Strange Jeremiahs: civil religion and the literary imaginations of Jonathan Edwards, Herman Melville, and W. E. B. Du Bois
Over the last few decades the notion of civil religion has gained parlance as a way of making sense of American culture and religion. The term civil religion, often used simply to mean patriotism, refers in this text to the religious styles and rhetoric that emerge from the act of founding of the American Republic as a democratic nation. The author examines the work of three major American authors whose lives span 250 years and who, in spite of their different heritages, all expressed themselves through the tradition of the jeremiad, or prophetic judgment of a people for backsliding from their destiny. Jonathan Edwards, the eighteenth-century theologian whose work defined the Great Awakening, made use of the jeremiad through a theological discourse that defined conversion as a performative act
Stewart demonstrates how Herman Melville, the author of Moby-Dick, questioned the ideology of American optimism; her focus here falls upon his lesser known and often overlooked novel, Pierre, or, The Ambiguities.
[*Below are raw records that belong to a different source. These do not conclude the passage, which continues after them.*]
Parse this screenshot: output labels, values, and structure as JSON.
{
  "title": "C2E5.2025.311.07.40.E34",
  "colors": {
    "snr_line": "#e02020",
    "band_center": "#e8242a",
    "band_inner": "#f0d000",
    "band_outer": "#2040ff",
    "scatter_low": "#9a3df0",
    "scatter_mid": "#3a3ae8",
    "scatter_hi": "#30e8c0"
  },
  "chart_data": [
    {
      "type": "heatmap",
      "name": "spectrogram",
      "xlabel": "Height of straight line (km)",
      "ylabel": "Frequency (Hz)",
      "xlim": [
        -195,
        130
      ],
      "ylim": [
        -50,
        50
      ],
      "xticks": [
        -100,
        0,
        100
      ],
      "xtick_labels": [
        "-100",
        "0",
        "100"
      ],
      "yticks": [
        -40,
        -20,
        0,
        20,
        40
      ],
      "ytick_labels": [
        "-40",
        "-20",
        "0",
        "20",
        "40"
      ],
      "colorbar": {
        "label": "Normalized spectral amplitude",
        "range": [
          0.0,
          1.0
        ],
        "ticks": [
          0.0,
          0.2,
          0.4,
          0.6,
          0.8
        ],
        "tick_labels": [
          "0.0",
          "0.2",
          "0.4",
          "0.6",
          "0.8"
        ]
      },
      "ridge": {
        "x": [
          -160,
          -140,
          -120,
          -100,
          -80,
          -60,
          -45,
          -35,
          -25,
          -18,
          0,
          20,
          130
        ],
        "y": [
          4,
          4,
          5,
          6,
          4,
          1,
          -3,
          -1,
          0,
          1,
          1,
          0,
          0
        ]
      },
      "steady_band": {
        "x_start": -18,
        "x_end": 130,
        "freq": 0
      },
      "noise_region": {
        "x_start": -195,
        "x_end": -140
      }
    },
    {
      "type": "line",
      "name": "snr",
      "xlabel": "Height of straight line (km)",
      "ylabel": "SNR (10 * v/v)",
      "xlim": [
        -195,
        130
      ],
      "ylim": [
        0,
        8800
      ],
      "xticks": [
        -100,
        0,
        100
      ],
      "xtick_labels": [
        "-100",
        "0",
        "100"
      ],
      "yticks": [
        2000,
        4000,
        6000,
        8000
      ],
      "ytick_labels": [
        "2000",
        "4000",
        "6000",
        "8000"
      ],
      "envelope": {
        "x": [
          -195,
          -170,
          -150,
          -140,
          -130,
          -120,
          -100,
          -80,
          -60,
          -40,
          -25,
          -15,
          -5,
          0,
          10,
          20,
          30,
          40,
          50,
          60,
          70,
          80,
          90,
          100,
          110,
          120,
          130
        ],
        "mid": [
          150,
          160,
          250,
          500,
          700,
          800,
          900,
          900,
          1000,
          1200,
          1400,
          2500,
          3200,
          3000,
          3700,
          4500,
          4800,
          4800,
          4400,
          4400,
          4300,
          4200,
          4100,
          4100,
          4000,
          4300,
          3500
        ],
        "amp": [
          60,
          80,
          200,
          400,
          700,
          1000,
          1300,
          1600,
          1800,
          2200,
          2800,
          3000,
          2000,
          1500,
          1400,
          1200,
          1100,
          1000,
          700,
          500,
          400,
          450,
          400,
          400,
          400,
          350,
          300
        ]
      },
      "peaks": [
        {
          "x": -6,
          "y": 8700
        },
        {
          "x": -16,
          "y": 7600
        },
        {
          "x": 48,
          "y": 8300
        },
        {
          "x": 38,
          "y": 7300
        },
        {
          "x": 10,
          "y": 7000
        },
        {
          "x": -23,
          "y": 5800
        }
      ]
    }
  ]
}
W.E.B. Du Bois, the preeminent African American intellectual and activist, took up the jeremiad from the implications of the Reconstruction.
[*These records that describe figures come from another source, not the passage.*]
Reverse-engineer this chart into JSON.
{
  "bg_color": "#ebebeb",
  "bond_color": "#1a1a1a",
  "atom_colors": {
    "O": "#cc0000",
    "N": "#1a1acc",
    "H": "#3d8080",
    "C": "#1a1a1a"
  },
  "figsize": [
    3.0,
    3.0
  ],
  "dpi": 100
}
Stewart grounds her study in the meaning and act of America's revolutionary founding, the Civil War, and in Reconstruction, which represents a refounding. These contexts along with the cultural meaning of Puritanism set forth the meaning of civil religion within the orders of a revolutionary beginning. Highlighting the promise and failure of the American Revolution, her study offers new resources for understanding American history and culture.